FFI is working to address these threats through collaborations with local communities, governments and other stakeholders. Much of our marine work focuses on coastal and inshore areas, which aside from being vital for marine biodiversity, are also often important habitats for carbon sequestration, such as mangroves in Honduras, or seagrass beds in Myanmar. Marine protected areas that are well-designed and, crucially, well managed, are one way to prevent degradation of coastal ecosystems and ensure that these habitats continue acting as carbon sinks. They also aim to stem the decline of marine life and maintain livelihoods for people reliant on coastal resources.
No excuse for inaction
This report provides new information on the science behind the fundamental role of the ocean in regulating our planet's climate, so policy makers have no excuse not to take strong action. And action is critical, because to date, climate agreements have under-recognized the value of the ocean. While plans to address the impacts of climate change on the ocean are being included under governments' greenhouse gas emissions reduction plans, there is little recognition of the role ocean ecosystems play as natural carbon sinks. There is therefore a need to better integrate the framework for biodiversity conservation, to be agreed next year under the Convention on Biological Diversity, with climate policy at all levels, to ensure that the potential of nature-based solutions to combat climate change is front-and-center of government thinking.

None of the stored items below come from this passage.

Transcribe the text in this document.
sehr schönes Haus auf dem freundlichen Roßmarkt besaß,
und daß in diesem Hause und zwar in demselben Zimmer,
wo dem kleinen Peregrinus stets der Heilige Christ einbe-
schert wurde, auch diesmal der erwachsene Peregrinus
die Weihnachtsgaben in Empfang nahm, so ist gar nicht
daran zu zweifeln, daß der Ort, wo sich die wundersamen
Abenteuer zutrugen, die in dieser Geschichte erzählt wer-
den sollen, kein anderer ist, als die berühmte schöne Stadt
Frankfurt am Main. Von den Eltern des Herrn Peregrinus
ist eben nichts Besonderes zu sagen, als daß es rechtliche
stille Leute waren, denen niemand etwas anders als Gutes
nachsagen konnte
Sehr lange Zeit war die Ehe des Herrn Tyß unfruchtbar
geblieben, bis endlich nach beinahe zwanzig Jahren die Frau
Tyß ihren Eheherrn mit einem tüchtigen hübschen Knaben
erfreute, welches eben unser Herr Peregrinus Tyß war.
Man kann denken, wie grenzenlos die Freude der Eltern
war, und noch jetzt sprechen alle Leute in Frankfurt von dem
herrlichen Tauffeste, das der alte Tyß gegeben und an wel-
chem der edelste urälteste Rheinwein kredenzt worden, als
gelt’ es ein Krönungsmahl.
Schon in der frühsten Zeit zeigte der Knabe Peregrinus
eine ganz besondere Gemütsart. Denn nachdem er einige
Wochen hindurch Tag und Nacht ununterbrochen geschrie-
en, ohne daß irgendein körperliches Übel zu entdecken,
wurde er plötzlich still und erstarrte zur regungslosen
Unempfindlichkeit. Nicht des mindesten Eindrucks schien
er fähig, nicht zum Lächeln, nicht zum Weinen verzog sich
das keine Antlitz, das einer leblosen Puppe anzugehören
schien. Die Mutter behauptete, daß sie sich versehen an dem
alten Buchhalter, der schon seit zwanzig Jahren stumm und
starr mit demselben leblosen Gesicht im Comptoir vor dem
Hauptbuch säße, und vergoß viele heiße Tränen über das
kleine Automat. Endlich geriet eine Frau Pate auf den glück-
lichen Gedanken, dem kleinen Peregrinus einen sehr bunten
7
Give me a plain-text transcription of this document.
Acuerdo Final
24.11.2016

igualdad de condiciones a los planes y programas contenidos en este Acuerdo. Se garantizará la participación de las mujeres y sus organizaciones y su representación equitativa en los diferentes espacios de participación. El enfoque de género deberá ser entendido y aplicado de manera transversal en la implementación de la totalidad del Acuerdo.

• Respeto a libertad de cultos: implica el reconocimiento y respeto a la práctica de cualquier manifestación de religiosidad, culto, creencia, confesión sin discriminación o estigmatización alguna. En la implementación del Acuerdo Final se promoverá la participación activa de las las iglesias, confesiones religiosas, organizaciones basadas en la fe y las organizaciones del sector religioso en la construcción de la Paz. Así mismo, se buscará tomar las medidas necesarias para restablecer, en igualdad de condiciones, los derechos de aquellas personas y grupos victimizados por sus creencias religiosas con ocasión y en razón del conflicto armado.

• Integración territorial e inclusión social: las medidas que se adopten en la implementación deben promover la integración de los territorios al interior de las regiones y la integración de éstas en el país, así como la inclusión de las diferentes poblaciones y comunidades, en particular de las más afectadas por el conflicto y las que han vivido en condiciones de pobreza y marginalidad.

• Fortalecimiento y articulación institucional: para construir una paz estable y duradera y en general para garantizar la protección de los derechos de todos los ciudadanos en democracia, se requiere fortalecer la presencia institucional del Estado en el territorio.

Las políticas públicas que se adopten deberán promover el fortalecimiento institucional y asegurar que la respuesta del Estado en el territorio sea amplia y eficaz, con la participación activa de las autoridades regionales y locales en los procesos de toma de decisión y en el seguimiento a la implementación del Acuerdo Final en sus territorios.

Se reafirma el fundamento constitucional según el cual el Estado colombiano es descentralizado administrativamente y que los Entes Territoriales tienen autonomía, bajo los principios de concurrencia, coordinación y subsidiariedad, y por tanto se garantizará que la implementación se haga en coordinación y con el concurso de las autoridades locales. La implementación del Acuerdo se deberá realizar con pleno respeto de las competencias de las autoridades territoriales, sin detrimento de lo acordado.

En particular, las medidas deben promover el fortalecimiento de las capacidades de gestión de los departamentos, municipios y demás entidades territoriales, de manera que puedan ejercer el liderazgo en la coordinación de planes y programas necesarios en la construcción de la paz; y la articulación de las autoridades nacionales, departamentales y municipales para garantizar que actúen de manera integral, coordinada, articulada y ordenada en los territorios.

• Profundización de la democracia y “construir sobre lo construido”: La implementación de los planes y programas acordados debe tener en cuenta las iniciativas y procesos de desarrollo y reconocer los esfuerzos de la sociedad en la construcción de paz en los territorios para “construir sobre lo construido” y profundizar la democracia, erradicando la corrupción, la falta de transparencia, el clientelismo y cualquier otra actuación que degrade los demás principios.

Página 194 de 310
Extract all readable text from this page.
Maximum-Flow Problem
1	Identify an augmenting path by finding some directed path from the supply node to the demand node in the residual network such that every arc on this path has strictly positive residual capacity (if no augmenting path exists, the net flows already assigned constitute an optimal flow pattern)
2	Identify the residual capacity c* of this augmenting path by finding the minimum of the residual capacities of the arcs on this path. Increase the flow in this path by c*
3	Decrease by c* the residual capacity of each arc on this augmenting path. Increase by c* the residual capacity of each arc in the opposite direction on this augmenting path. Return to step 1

In this context, the international treaty currently being developed for the High Seas must be robust to protect biodiversity beyond national jurisdictions and ensure the vital climate regulatory functions of the open oceans are sustained. A moratorium on deep sea mining would protect ocean-stored carbon, some of which has been locked-up for thousands of years, as well as ecosystem functioning and marine biodiversity.
It is also clear that reducing the non-climatic stressors we place on the marine environment, although vital, will not be sufficient or detract from the central need, to curb greenhouse gas emissions. The IPCC has previously recommended transitions in multiple sectors to keep global average warming below 1.5°C—the only way to avoid ocean changes that "cannot be avoided, thresholds of abrupt change, and irreversibility," according to the report.
This year the major UN climate talks at COP25 are expected to champion ocean health, with host country Chile branding it the "Blue COP." We have a window of opportunity to take action and avert ocean catastrophe. There are solutions we can implement now, and we urge decision-makers to heed the IPCC's messages and deliver the actions we urgently need to protect our planet's life support system.